Conclusions and Recommendations
An innovative My Voice Board application was developed and used in a clinical nursing context to facilitate communication between nursing staff/caregivers and pediatric patients on mechanical ventilators who could not verbally and explicitly communicate to others as usual. The study findings indicated that My Voice Board worked effectively, resulting in greater communication satisfaction among the users. Due to its user-friendly design on a modern device with a comprehensive message representing the needs of the patients, the nursing staff and caregivers strongly agreed that My Voice Board was suitable for use as a communication aid.

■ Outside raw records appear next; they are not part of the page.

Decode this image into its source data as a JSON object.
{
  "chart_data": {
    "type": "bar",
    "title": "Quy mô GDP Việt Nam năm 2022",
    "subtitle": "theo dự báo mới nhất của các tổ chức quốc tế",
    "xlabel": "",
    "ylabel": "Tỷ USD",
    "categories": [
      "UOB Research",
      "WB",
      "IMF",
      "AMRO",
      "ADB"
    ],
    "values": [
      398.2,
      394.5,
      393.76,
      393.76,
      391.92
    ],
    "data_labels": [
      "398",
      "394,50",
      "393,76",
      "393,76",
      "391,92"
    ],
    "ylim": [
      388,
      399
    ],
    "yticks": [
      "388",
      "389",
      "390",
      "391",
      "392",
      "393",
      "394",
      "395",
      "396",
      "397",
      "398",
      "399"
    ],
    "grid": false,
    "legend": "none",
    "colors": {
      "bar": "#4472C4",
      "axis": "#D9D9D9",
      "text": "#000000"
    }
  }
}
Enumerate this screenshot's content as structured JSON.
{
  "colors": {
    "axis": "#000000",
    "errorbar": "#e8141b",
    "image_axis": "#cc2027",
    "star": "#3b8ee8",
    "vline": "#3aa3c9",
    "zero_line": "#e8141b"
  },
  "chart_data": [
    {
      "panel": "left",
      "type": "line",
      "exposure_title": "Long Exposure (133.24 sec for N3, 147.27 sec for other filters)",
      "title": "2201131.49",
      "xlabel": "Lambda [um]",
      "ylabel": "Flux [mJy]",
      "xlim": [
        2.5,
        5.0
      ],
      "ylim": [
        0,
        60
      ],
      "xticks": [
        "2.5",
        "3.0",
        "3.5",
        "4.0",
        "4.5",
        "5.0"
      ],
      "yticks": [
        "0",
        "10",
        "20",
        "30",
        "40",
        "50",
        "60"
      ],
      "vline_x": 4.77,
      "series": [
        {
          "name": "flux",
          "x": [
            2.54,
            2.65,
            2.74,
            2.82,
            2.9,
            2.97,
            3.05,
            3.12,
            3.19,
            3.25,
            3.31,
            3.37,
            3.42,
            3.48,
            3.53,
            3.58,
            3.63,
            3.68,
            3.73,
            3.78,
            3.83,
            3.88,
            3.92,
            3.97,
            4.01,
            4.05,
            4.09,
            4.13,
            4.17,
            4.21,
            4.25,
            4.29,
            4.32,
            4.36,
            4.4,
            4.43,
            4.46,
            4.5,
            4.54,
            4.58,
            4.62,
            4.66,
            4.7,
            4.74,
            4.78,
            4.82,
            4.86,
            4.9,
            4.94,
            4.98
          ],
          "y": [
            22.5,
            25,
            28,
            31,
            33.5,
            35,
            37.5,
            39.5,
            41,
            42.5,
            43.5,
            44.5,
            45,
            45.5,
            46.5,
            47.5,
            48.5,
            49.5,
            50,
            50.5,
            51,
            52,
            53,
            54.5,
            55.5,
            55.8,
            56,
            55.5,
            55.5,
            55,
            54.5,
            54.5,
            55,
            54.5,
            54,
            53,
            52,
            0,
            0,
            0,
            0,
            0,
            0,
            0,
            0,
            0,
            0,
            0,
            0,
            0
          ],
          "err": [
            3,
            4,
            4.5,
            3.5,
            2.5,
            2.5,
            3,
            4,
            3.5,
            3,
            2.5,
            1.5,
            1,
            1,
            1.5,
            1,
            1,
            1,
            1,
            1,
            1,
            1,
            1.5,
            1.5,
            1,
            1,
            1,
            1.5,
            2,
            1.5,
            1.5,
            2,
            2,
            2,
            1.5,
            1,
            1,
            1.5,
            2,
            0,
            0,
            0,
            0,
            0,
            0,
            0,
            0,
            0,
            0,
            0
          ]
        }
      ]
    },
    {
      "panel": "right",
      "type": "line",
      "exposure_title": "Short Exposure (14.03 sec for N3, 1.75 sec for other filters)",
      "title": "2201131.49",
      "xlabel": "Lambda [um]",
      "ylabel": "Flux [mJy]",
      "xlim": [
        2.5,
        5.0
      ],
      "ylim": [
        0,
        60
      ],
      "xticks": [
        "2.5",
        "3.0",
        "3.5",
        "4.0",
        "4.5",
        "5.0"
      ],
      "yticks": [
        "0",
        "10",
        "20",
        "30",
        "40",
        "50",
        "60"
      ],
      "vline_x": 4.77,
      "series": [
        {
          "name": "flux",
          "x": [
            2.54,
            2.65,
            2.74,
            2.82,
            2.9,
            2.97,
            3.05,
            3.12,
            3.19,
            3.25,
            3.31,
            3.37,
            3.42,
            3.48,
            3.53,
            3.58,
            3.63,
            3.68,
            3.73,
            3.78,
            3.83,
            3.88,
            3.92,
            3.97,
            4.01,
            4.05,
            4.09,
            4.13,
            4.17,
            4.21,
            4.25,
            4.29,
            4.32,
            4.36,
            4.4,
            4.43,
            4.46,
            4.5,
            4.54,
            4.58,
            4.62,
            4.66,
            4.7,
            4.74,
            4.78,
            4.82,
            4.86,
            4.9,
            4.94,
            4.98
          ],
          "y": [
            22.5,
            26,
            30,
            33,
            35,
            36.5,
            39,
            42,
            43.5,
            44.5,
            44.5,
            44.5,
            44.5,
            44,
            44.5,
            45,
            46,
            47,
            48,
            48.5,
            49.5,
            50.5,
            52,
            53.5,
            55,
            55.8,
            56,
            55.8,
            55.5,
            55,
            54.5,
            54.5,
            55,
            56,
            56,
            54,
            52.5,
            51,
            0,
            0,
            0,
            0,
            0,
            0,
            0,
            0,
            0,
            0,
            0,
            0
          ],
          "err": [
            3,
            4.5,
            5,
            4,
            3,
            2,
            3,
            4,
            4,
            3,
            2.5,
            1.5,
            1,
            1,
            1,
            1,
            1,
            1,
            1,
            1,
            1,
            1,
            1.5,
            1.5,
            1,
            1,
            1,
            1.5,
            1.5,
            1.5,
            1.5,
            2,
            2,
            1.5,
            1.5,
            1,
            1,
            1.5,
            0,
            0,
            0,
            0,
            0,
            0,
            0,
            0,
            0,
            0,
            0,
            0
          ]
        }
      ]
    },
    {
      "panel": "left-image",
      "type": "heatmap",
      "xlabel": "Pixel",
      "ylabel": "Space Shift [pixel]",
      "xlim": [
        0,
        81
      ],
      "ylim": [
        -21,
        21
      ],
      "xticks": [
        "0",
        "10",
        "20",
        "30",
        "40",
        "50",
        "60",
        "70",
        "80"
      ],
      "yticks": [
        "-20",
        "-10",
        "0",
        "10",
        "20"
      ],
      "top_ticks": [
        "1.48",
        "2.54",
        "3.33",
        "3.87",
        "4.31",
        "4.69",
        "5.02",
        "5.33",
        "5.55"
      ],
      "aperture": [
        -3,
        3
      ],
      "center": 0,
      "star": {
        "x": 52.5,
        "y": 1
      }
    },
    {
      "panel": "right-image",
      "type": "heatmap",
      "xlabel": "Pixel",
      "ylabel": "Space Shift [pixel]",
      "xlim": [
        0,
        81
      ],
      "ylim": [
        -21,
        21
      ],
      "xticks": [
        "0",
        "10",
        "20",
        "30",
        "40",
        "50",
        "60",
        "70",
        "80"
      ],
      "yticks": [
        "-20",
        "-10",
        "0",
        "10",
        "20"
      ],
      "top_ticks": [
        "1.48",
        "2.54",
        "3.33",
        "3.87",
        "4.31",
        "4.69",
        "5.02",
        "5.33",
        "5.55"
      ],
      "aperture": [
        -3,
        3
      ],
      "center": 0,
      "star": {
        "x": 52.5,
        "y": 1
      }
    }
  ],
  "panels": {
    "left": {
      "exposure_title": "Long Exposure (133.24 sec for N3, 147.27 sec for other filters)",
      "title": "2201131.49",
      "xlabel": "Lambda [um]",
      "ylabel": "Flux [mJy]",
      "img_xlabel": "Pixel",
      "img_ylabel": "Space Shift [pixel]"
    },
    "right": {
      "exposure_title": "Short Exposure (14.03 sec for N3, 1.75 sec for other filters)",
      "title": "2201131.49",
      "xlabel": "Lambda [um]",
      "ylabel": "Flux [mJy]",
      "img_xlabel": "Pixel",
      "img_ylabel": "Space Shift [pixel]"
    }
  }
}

Thus, the My Voice Board application should be encouraged as one of the assistive communication devices for use with pediatric patients who have speaking difficulties due to their need for mechanical ventilation. This application could be used in ICUs and with home care of mechanically ventilated pediatric patients. However, pediatric nurses should firstly assess the patient and the caregiver communication potentials and, then, select an alternative communication method that fits their potential and conditions. A combination of various communication methods and useful assistive tools like My Voice Board is also advised due to the strengths of each method.
In addition, the My Voice Board application is a preliminary innovative communication device, and its functions need further development. For example, users should be able to add up new vocabulary and message statements representing the patients' specific needs to the message inventory of the application. Further and continuing development of this tablet application is essential so that its function will be up-to-date with the modern technology.